A primer on mental health for the legal community

by Kevin E. Joyce, Esq.

This article originally ran in TBA News.

Those of us who work in the legal profession know how stressful and demanding our jobs can be. So we shouldn’t be surprised when studies show the high rate at which attorneys experience mental illness.

Sixty-one percent of lawyers experience anxiety during their careers, forty-six percent experience depression and twelve percent experience suicidal thoughts.

A Johns Hopkins University study of more than one hundred professions found that lawyers have the highest incidence of depression. Attorneys have overtaken dentists with the highest rate of suicide. Only six percent of the U.S. population exhibits signs of problematic drinking, while twenty-one percent of attorneys do.

Some experts point to billable hours and workloads as the biggest causes of mental illness among attorneys. The adversarial nature of the profession can also be a source of stress. But the issue of causation is hardly that simple.

Signs and symptoms of mental illness include: problems with alcohol or drug use; feeling sad or down; reduced ability to concentrate; low energy or problems sleeping; major changes in eating habits; suicidal thinking; sex drive changes; and, detachment from reality or hallucinations.

Beyond interfering with day-to-day functioning, mental illness can interfere with an attorney’s ability to provide legal services to clients at the appropriate standard of care.

Legal professionals are advised to see a physician or mental health professional if they experience signs or symptoms of mental illness. Those experiencing suicidal thoughts should call the National Suicide Prevention Lifeline at 800-273-8255 or use the web chat at suicidepreventionlifeline.org/chat.

Stigma, the shame associated with a person’s having a mental illness, is a significant impediment for individuals with mental illness, regardless of whether they are members of the legal community. The stigma and secrecy that may surround a lawyer’s mental illness can delay the lawyer from seeking help or, tragically, can lead to suicide.

There is no reason for a lawyer to be ashamed of having a mental health disorder. One of our greatest U.S. presidents, Abraham Lincoln – who was an outstanding lawyer – fought depression throughout his adult life. One historian, Joshua Wolf Shenk, has chronicled how Lincoln’s depression contributed to his amazing achievements in the biography Lincoln’s Melancholy.

The mental illnesses that can strike attorneys, and others, include:

  • Addiction – a compulsion to use substances such as alcohol or prescription opioid medications to excess, until they become destructive

  • Major depression – a constant sense of hopelessness and despair. It can lead to suicide.

  • Anxiety disorders – a group of mental disorders characterized by significant feelings of anxiety and fear, including social anxiety disorder

  • Bipolar disorder – a mental illness causing low (depression) and high (mania, hypomania) moods

Treatment for all of these mental illnesses includes talk therapy and medication. A psychiatrist’s primary role is to prescribe the appropriate medications to his or her patient with a mental illness. A psychologist or social worker (LCSW) often is the provider of therapy services.

Prescriptions and therapy aren’t the only treatments for mental illness. For example, a person with major depression whose illness is not responsive to medication or therapy may require administration of electroconvulsive therapy (ECT) at a hospital. This is the procedure administered to Randle McMurphy, Jack Nicholson’s character in One Flew Over the Cuckoo’s Nest. Unlike Cuckoo’s Nest, because a physician now administers anesthesia during the procedure, the modern ECT patient experiences essentially no pain.

In addition to visiting your physician, a psychiatrist or a therapist, there are several programs to help attorneys with mental health issues. The Member Assistance Program (MAP) at the TBA is a confidential and voluntary program providing professional counseling for problems that can include mental illness.
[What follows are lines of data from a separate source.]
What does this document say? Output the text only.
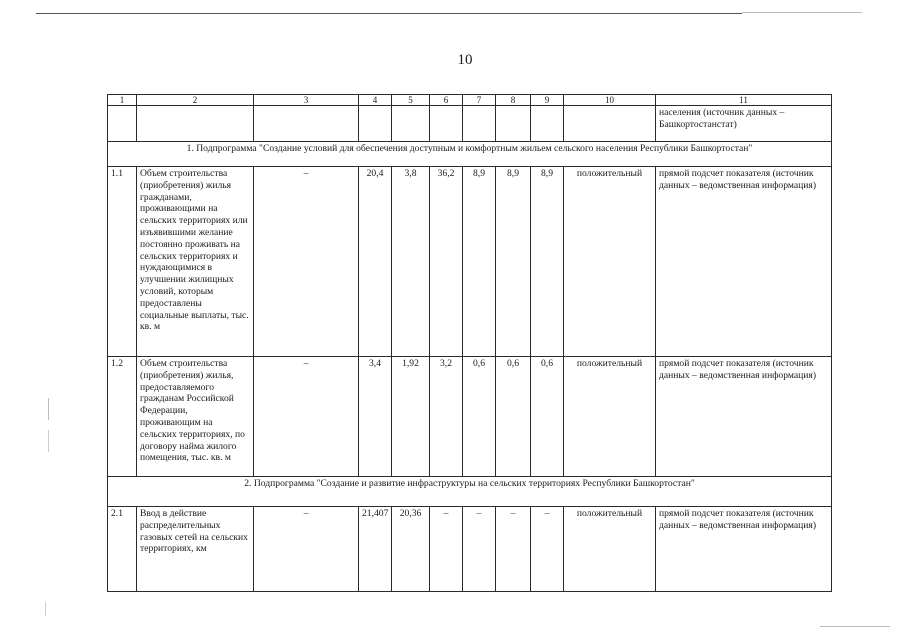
10
1	2	3	4	5	6	7	8	9	10	11
										населения (источник данных – Башкортостанстат)
1. Подпрограмма "Создание условий для обеспечения доступным и комфортным жильем сельского населения Республики Башкортостан"										
1.1	Объем строительства (приобретения) жилья гражданами, проживающими на сельских территориях или изъявившими желание постоянно проживать на сельских территориях и нуждающимися в улучшении жилищных условий, которым предоставлены социальные выплаты, тыс. кв. м	–	20,4	3,8	36,2	8,9	8,9	8,9	положительный	прямой подсчет показателя (источник данных – ведомственная информация)
1.2	Объем строительства (приобретения) жилья, предоставляемого гражданам Российской Федерации, проживающим на сельских территориях, по договору найма жилого помещения, тыс. кв. м	–	3,4	1,92	3,2	0,6	0,6	0,6	положительный	прямой подсчет показателя (источник данных – ведомственная информация)
2. Подпрограмма "Создание и развитие инфраструктуры на сельских территориях Республики Башкортостан"										
2.1	Ввод в действие распределительных газовых сетей на сельских территориях, км	–	21,407	20,36	–	–	–	–	положительный	прямой подсчет показателя (источник данных – ведомственная информация)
The Ohio Lawyers Assistance Program (OLAP) helps Ohio judges, lawyers and law students obtain treatment for addiction and mental health issues.

The Toledo Bar Lawyers’ Assistance Committee offers confidential information for dealing with alcohol and drug abuse and addiction. More information can be found at toledobar.org.

The next time you attend a CLE concerning mental health, be sure to listen carefully, even if you are fully confident in your own mental health. You never know when a friend, colleague or family member may have to deal with a mental health impairment – and you can be there to help guide them in the right direction.